Seats are empty, instruments have been left to collect dust, stage lights are off. 

Distance learning has made it difficult for students to rehearse, perform, and collaborate. In spite of all of this year’s challenges, students have continued to find refuge in their artistic pursuits.

Wilde Lake’s band director Mr. Green adapted his band to the virtual world, but has taken a different approach this year: student support. “We have all been challenged in unique ways,” he says. “I’ve just been focused on making people feel comfortable.” For Mr. Green, giving students opportunities to play their instruments is key in maintaining the “band family.” 

“Being part of a music program provides a family-like atmosphere. It allows people to grow in ways that are irreplaceable,” says Mr. Green. 

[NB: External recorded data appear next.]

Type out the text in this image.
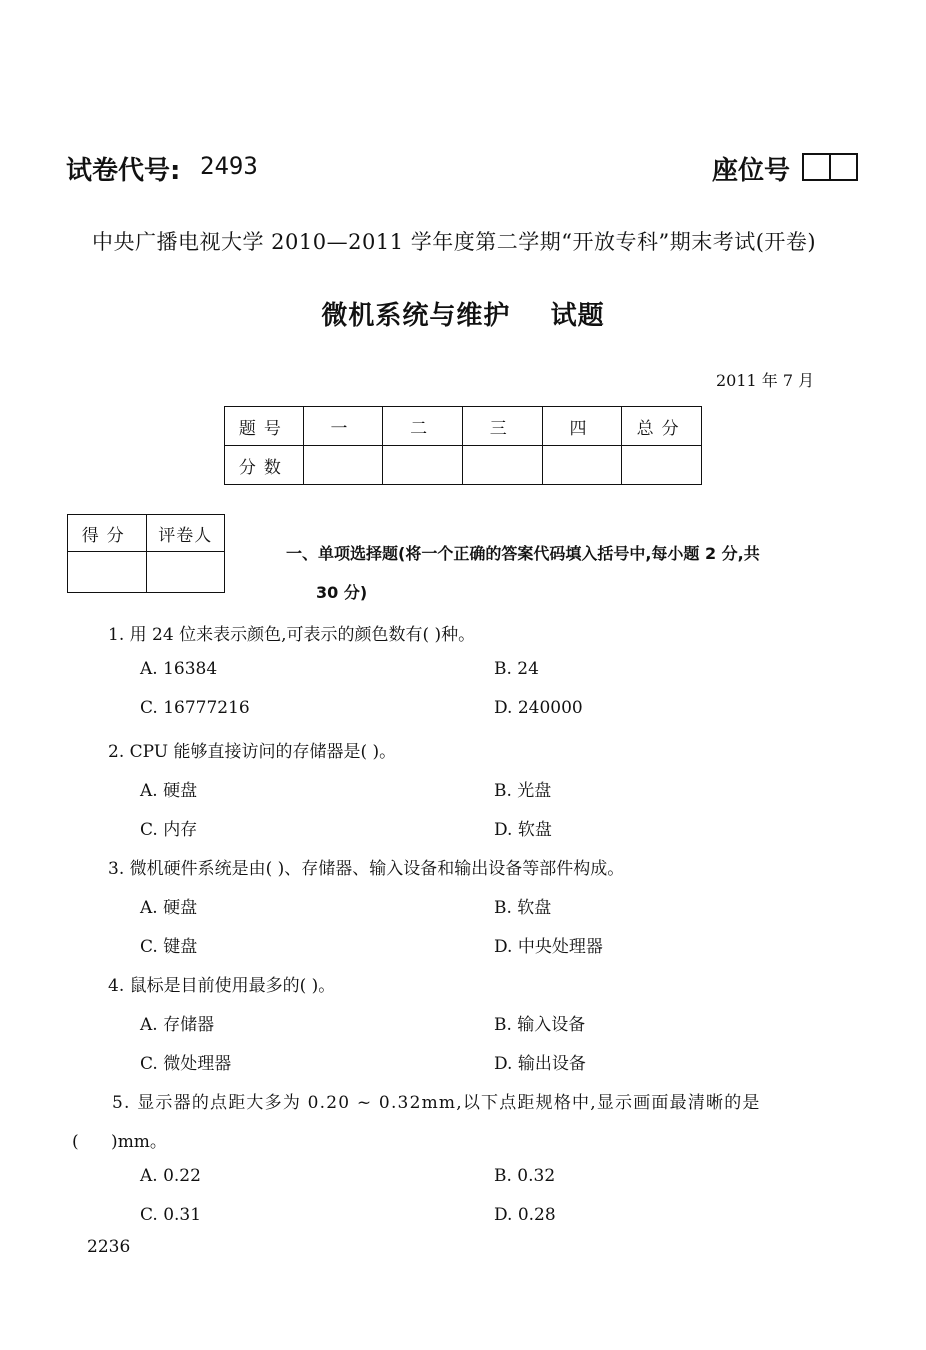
试卷代号: 2493	座位号
中央广播电视大学 2010—2011 学年度第二学期“开放专科”期末考试(开卷)
微机系统与维护    试题
2011 年 7 月
题号	一	二	三	四	总分
分数					
得分	评卷人

一、单项选择题(将一个正确的答案代码填入括号中,每小题 2 分,共
30 分)
1. 用 24 位来表示颜色,可表示的颜色数有( )种。
A. 16384	B. 24
C. 16777216	D. 240000
2. CPU 能够直接访问的存储器是( )。
A. 硬盘	B. 光盘
C. 内存	D. 软盘
3. 微机硬件系统是由( )、存储器、输入设备和输出设备等部件构成。
A. 硬盘	B. 软盘
C. 键盘	D. 中央处理器
4. 鼠标是目前使用最多的( )。
A. 存储器	B. 输入设备
C. 微处理器	D. 输出设备
5. 显示器的点距大多为 0.20 ~ 0.32mm,以下点距规格中,显示画面最清晰的是
(      )mm。
A. 0.22	B. 0.32
C. 0.31	D. 0.28
2236
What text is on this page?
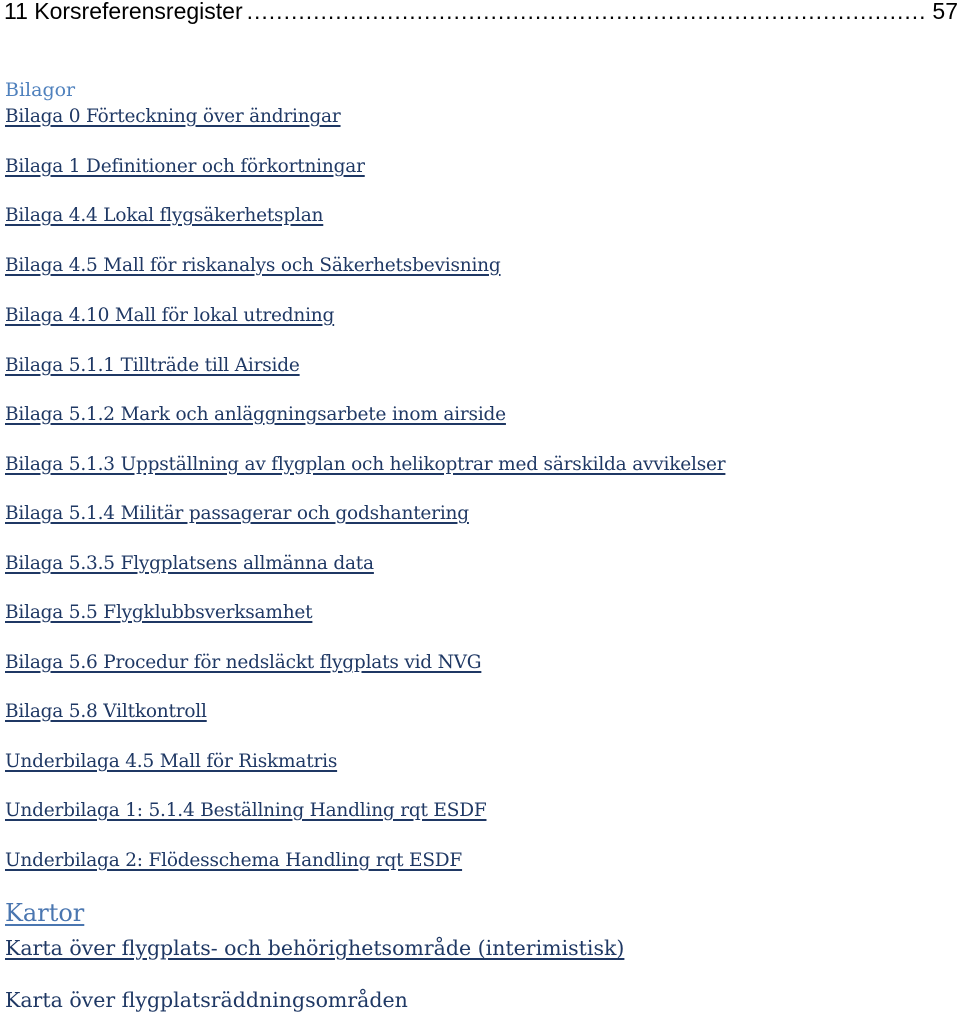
11 Korsreferensregister
.....	57
Bilagor
Bilaga 0 Förteckning över ändringar
Bilaga 1 Definitioner och förkortningar
Bilaga 4.4 Lokal flygsäkerhetsplan
Bilaga 4.5 Mall för riskanalys och Säkerhetsbevisning
Bilaga 4.10 Mall för lokal utredning
Bilaga 5.1.1 Tillträde till Airside
Bilaga 5.1.2 Mark och anläggningsarbete inom airside
Bilaga 5.1.3 Uppställning av flygplan och helikoptrar med särskilda avvikelser
Bilaga 5.1.4 Militär passagerar och godshantering
Bilaga 5.3.5 Flygplatsens allmänna data
Bilaga 5.5 Flygklubbsverksamhet
Bilaga 5.6 Procedur för nedsläckt flygplats vid NVG
Bilaga 5.8 Viltkontroll
Underbilaga 4.5 Mall för Riskmatris
Underbilaga 1: 5.1.4 Beställning Handling rqt ESDF
Underbilaga 2: Flödesschema Handling rqt ESDF
Kartor
Karta över flygplats- och behörighetsområde (interimistisk)
Karta över flygplatsräddningsområden
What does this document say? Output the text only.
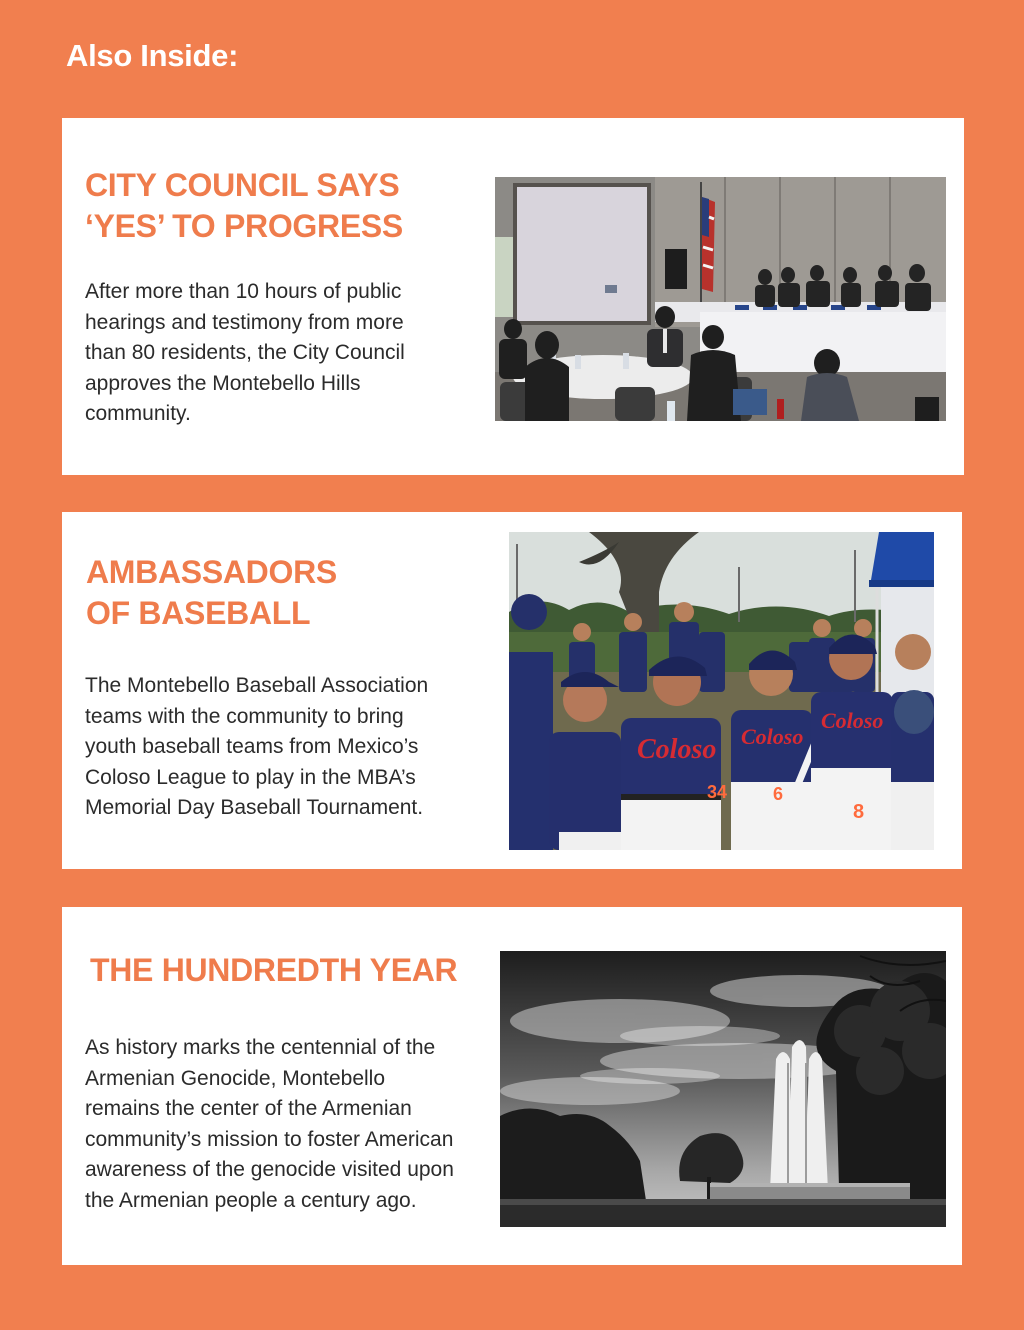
Also Inside:
CITY COUNCIL SAYS
‘YES’ TO PROGRESS

After more than 10 hours of public
hearings and testimony from more
than 80 residents, the City Council
approves the Montebello Hills
community.

AMBASSADORS
OF BASEBALL

The Montebello Baseball Association
teams with the community to bring
youth baseball teams from Mexico’s
Coloso League to play in the MBA’s
Memorial Day Baseball Tournament.

Coloso
34
Coloso
6
Coloso
8
THE HUNDREDTH YEAR

As history marks the centennial of the
Armenian Genocide, Montebello
remains the center of the Armenian
community’s mission to foster American
awareness of the genocide visited upon
the Armenian people a century ago.
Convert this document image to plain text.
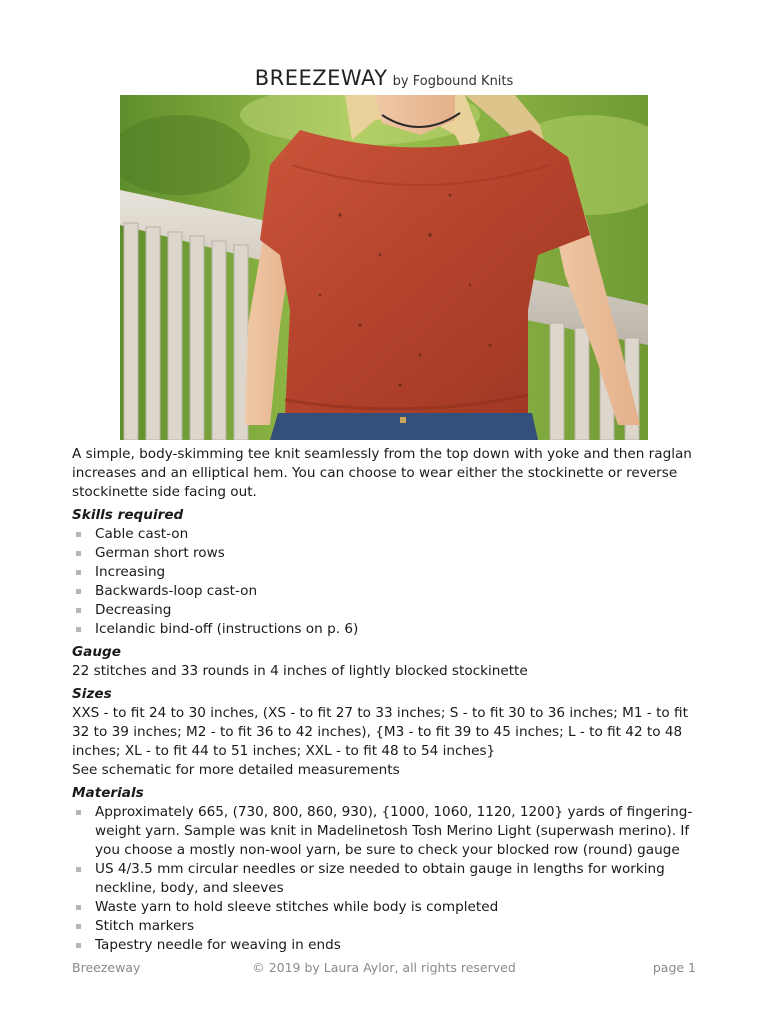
BREEZEWAY by Fogbound Knits

A simple, body-skimming tee knit seamlessly from the top down with yoke and then raglan increases and an elliptical hem. You can choose to wear either the stockinette or reverse stockinette side facing out.

Skills required

Cable cast-on
German short rows
Increasing
Backwards-loop cast-on
Decreasing
Icelandic bind-off (instructions on p. 6)

Gauge

22 stitches and 33 rounds in 4 inches of lightly blocked stockinette

Sizes

XXS - to fit 24 to 30 inches, (XS - to fit 27 to 33 inches; S - to fit 30 to 36 inches; M1 - to fit 32 to 39 inches; M2 - to fit 36 to 42 inches), {M3 - to fit 39 to 45 inches; L - to fit 42 to 48 inches; XL - to fit 44 to 51 inches; XXL - to fit 48 to 54 inches}

See schematic for more detailed measurements

Materials

Approximately 665, (730, 800, 860, 930), {1000, 1060, 1120, 1200} yards of fingering-weight yarn. Sample was knit in Madelinetosh Tosh Merino Light (superwash merino). If you choose a mostly non-wool yarn, be sure to check your blocked row (round) gauge
US 4/3.5 mm circular needles or size needed to obtain gauge in lengths for working neckline, body, and sleeves
Waste yarn to hold sleeve stitches while body is completed
Stitch markers
Tapestry needle for weaving in ends
Breezeway	© 2019 by Laura Aylor, all rights reserved	page 1
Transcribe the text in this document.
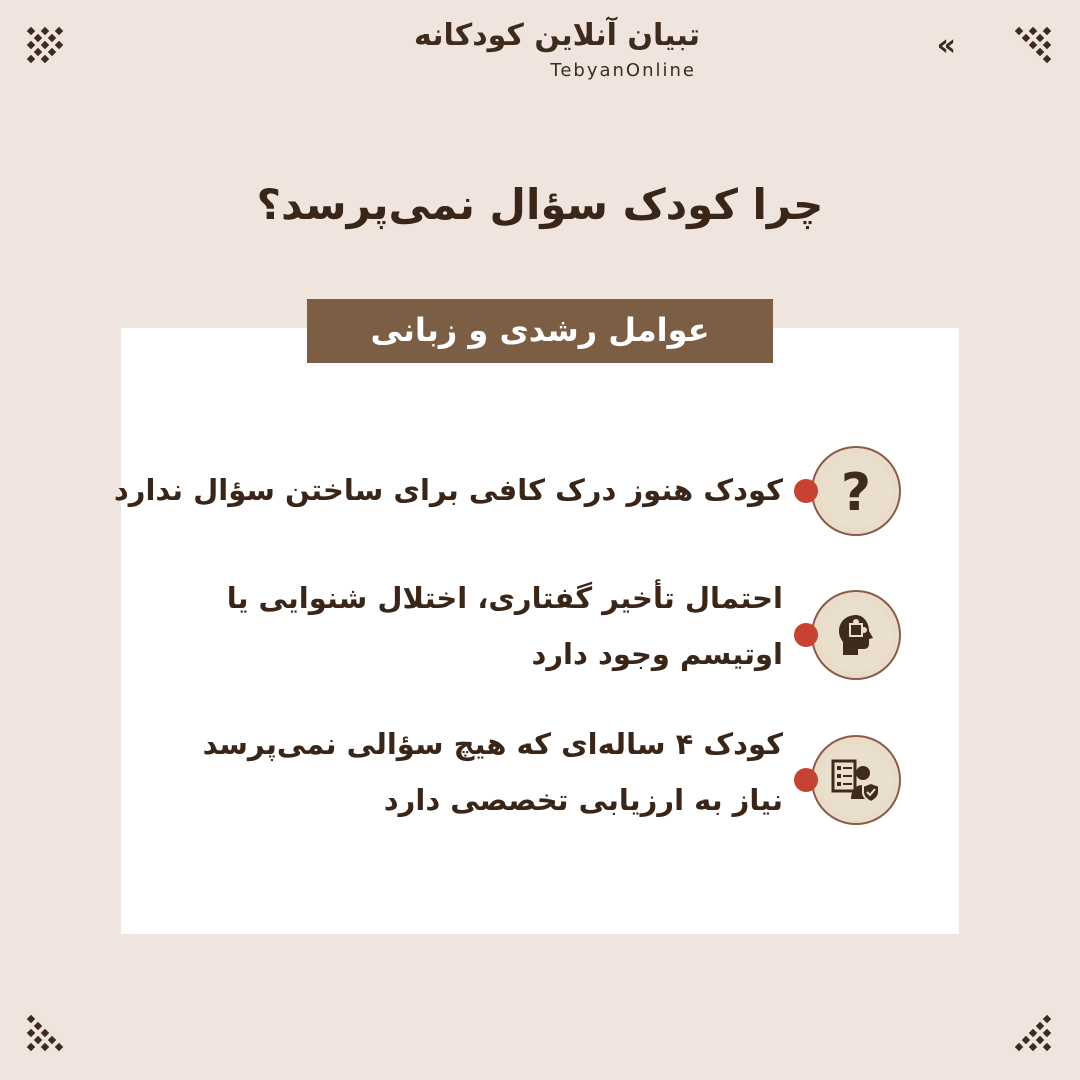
تبیان آنلاین کودکانه
TebyanOnline
«
چرا کودک سؤال نمی‌پرسد؟
عوامل رشدی و زبانی
?
کودک هنوز درک کافی برای ساختن سؤال ندارد
احتمال تأخیر گفتاری، اختلال شنوایی یا
اوتیسم وجود دارد
کودک ۴ ساله‌ای که هیچ سؤالی نمی‌پرسد
نیاز به ارزیابی تخصصی دارد
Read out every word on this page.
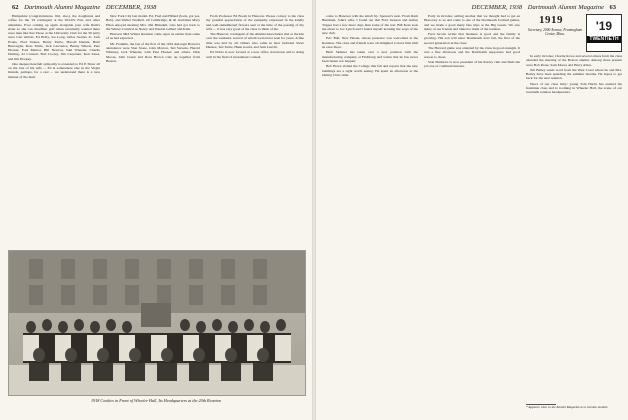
62 Dartmouth Alumni Magazine DECEMBER, 1938

Hampshire (congratulations, Jim, also), the doughnuts and coffee for the '19 contingent at the World's Fair, and other amenities. Ever coming up again alongside your wife Ruth's sister so she can chauffeur golf when eventually wanted there were men like Sue Those at the University Club for the 50 party were Curt Abbott, Ed Holly, Joe Long, Gilles Searles Jr., Jack Evans, Fred Stokes, Henry Tuttle, Harold Dennis, Herb Burroughs, Ross Tuttle, Jack Lawrence, Benny Wilson, Pete Hooker, Fred Mentor, Bill Newton, Sam Wheeler, Charlie Darling, Al Crossett, Bob Cooley, Jim Carpenter, Ken Jones, and Jim Hockey.

One deepest heartfelt sympathy is extended to Ed P. Shaw all on the loss of his wife ... Ed is somewhere else in the Virgin Islands, perhaps, for a rest ... we understand there is a new manner of the mail.

New York City last month. Ed, Fred and Hillard (back, got yes, Bob), and Weller Waddell. Of Cambridge, & all doubtless Mary Ellen enjoyed meeting Mrs. Jim Blaisdell, who had got back to the Winter Carnival as Nancy and Weston Gilbert and Kath.

Hanover Mid-Winter Reunion came upon us earlier than some of us had expected.

Mr. Franklin, the last of the first of the 1919 Amongst Boston's attendance were Stan Stone, John Morton, Ted Stevens, Harold Whitney, Jack Wheeler, with Pete Hooker and others. Dick Moore, John Green and Ross Brown rode up together from Boston.

From Professor Ed Booth in Hanover. Please convey to the class my grateful appreciation of the sympathy expressed in the kindly and well-remembered flowers sent at the time of the passing of my wife ... it was very good of the class to think of me.

The Hanover contingent of the Alumni Association met at the Inn over the weekend, several of whom we had not seen for years. A fine time was had by all. Others who came in later included Steve Durkee, Ted Tuttle, Hank Gould, and Sam Leavitt.

Ed Noble is now located at a new office downtown and is doing well in the field of investment counsel.

1918 Cookies in Front of Wheeler Hall, Its Headquarters at the 20th Reunion
DECEMBER, 1938 Dartmouth Alumni Magazine 63

come to Hanover with the small fry. Spencer's next. From Ruth Burnham, John's wife, I found out that Fred Jackson and Arthur Tupper had a few more days than some of the rest. Bill Kent took me about to Joe Lynch and I found myself learning the ways of the new club.

Eric Ball, New Haven, whose presence was welcomed at the Reunion. The class and friends were all delighted to have him with us once more.

Herb Skinner has taken over a new position with the manufacturing company at Fitchburg and writes that he has never been busier nor happier.

Bob Howe visited the College this fall and reports that the new buildings are a sight worth seeing. He spent an afternoon at the Outing Club cabin.

Early in October, sailing another that we thought had to get an Honorary to us and come to one of the Dartmouth football games, and we made a good many fine trips at the Big Green. We saw many of our friends and talked to them of the reunion.

Fred Jacobs writes that business is good and the family is growing. His son will enter Dartmouth next fall, the first of the second generation in the class.

The Harvard game was attended by the class in good strength. It was a fine afternoon and the Dartmouth supporters had good reason to cheer.

Stan Mathews is now president of his Rotary club and finds the job one of continual interest.

1919
Secretary, 2000 Avenue, Framingham Center, Mass.
'19
TWENTIETH

In early October, Charlie Rowe and several others from the class attended the meeting of the Boston alumni. Among those present were Bob Pease, Sam Moore and Harry Allen.

Jim Bailey sends word from the West Coast where he and Mrs. Bailey have been spending the summer months. He hopes to get back for the next reunion.

News of our class baby: young Tom Hardy has entered the freshman class and is rooming in Wheeler Hall, the scene of our twentieth reunion headquarters.

* Appears, also, in the Alumni Magazine as a reunion number.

Mr. Green says classes have been upbeat despite the circumstances. “We are tackling each day. There’s been so much change throughout the year and we’re still able to laugh and smile and have a good time. I didn’t think that could be possible. I truly didn’t.”

Clarinet player Tykiara Davis says that Mr. Green’s band gives her a place to breathe. “It helps me find my peace and makes me feel creative,” she says. Tykiara has started going back to old pieces in her spare time when she wants to keep playing outside of class, which helps her feel more comfortable playing with the group as a whole. 

Similar to Tykiara, sophomore Danielle Sumaryo has found a safe space in theater, specifically improv. Danielle leads Wilde Lake’s newly resurrected improv troupe ‘Cat-R-Acts’ and is a member of Howard County’s All County Improv. Danielle says that improv has given her a creative outlet and a place to escape the uncertainty of this past year. “It [improv] gives us a place where we don’t have to think. We can relax, laugh, and have fun. We all need a break sometimes.”

Choir President Shanna Kachuriner credits her ability to navigate a “year of loss” to choir and her outside of school music endeavors. “Music was the only normal thing I really had and could rely on,” she says. “Singing in choir just makes my day better automatically because I’m with some of my favorite people and making such beautiful music.”

Whether it be behind a screen or sitting at a desk, students have found home in Wilde Lake’s art programs. Shanna says, “It [the arts] brings people together, and is one of the only things that we can find common ground on. It’s a family feel; everyone is always loved and appreciated.”